Verkauft oder geraucht wurde das Zeug aber nicht, wenn es stimmt, was der jüngere Angeklagte dem Gericht erzählte. Der 30-Jährige hatte schon am ersten Verhandlungstag ein umfassendes Geständnis abgelegt, er schilderte mit Liebe zum Detail, wie er spezielle Aufzuchtlampen installierte, die Sämlinge vorsichtig befeuchtete und später die Pflanztöpchen einzeln goss. Und wie er schließlich im August vor knapp drei Jahren alles weggeworfen habe. Denn nach Darstellung des Angeklagten ging die Cannabisaufzucht gründlich schief: Eines Tages sei die Lüftung ausgefallen und die Pflanzen seien bei einer Hitze von 64 Grad Celsius eingegangen und im Wald entsorgt worden. Verurteilt wurde er schließlich lediglich wegen Beihilfe, wie auch die Vertreterin der Staatsanwaltschaft gefordert hat. Das umfassende Geständnis verhalf dem Angeklagten zu einer milden Strafe von zwei Jahren und drei Monaten. Nach mehr als einem Jahr in Untersuchungshaft muss er den Rest wohl nicht mehr ganz absitzen. Sein Rechtsanwalt Andreas Müller rechnet aber damit, dass er danach nach Bosnien abgeschoben wird, weil er sich illegal in Deutschland aufhalte. Das Urteil nahm der 30-Jährige an. Haft und Prozess hätten ihn in die Tage seiner Kindheit zurückversetzt, sagte er in seinem Schlusswort: "Wir waren es gewohnt, dass die Polizei kommt, dass wir den Vater im Gefängnis besuchen." Seinen Kindern wolle er ein besseres Vorbild sein.

Sein Cousin hatte die Aussage verweigert.

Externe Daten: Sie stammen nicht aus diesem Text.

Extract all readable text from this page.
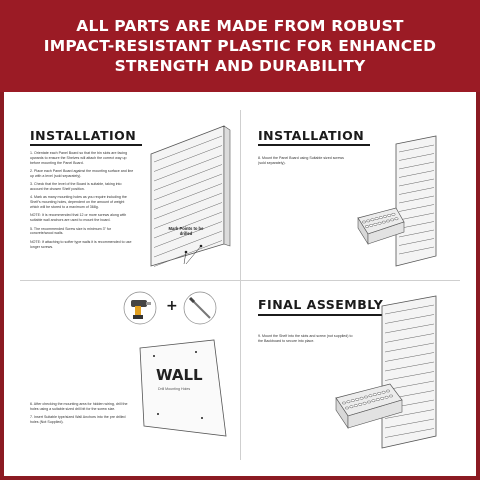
ALL PARTS ARE MADE FROM ROBUST
IMPACT-RESISTANT PLASTIC FOR ENHANCED
STRENGTH AND DURABILITY
INSTALLATION

1. Orientate each Panel Board so that the bin slots are facing upwards to ensure the Shelves will attach the correct way up before mounting the Panel Board.

2. Place each Panel Board against the mounting surface and line up with a level (sold separately).

3. Check that the level of the Board is suitable, taking into account the chosen Shelf position.

4. Mark as many mounting holes as you require including the Shelf's mounting holes, dependent on the amount of weight which will be stored to a maximum of 368g.

NOTE: It is recommended that 12 or more screws along with suitable wall anchors are used to mount the board.

5. The recommended Screw size is minimum 3" for concrete/wood walls.

NOTE: If attaching to softer type walls it is recommended to use longer screws.

Mark Points to be drilled
INSTALLATION

8. Mount the Panel Board using Suitable sized screws (sold separately).

+
WALL
Drill Mounting Holes

6. After checking the mounting area for hidden wiring, drill the holes using a suitable sized drill bit for the screw size.

7. Insert Suitable type/sized Wall Anchors into the pre drilled holes (Not Supplied).

FINAL ASSEMBLY

9. Mount the Shelf into the slots and screw (not supplied) to the Backboard to secure into place.
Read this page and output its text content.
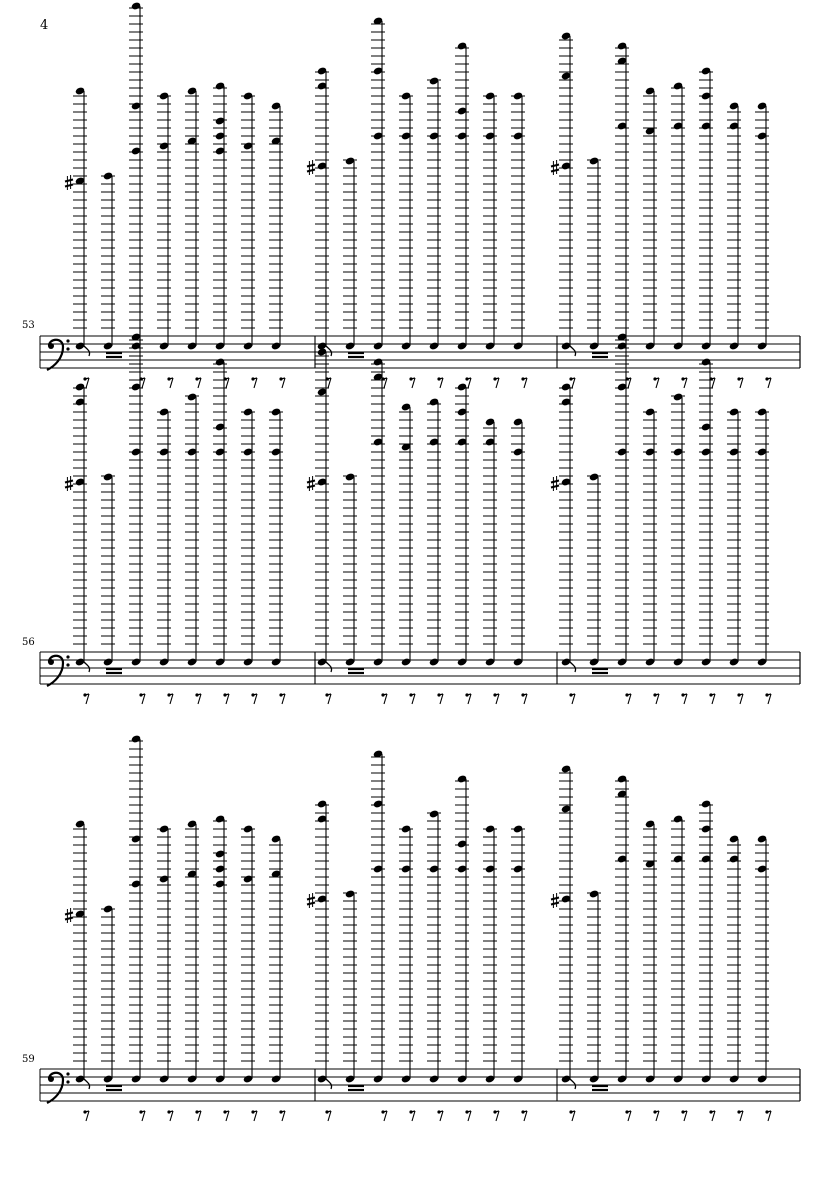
4
53
56
59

Die Staatsanwaltschaft war nach Hinweisen eines V-Mannes davon ausgegangen, dass der 36-Jährige die treibende Kraft beim Bau der Plantage war und warf ihm außerdem vor, dass er eine Frau zur Prostitution gezwungen habe. Zeugen, die dazu befragt wurden, erschienen dem Gericht jedoch als zweifelhaft. Das gilt für eine 29-Jährige, die einräumte, dass sie in einem Bordell des Angeklagten an der Landsberger Straße gewohnt habe, die nun aber im Gegensatz zu früheren Aussagen bestritt, dort gearbeitet zu haben. Zweifel hatte das Gericht auch an Einlassungen des Kraillingers, der seinen Keller vermietet hatte, von der Plantage aber nichts gewusst haben will. "Die Aussage hatte kabaretthafte Züge", sagte Rechtsanwalt Kai Wagler; zumal als von 300- und 400-Euro-Scheinen die Rede gewesen sei. Nach dem Freispruch fängt für den 36-Jährigen ein neues Leben an. Sein Bordell habe er aufgegeben, nun wolle er in einem Imbiss Burek verkaufen, sagte er dem Richter.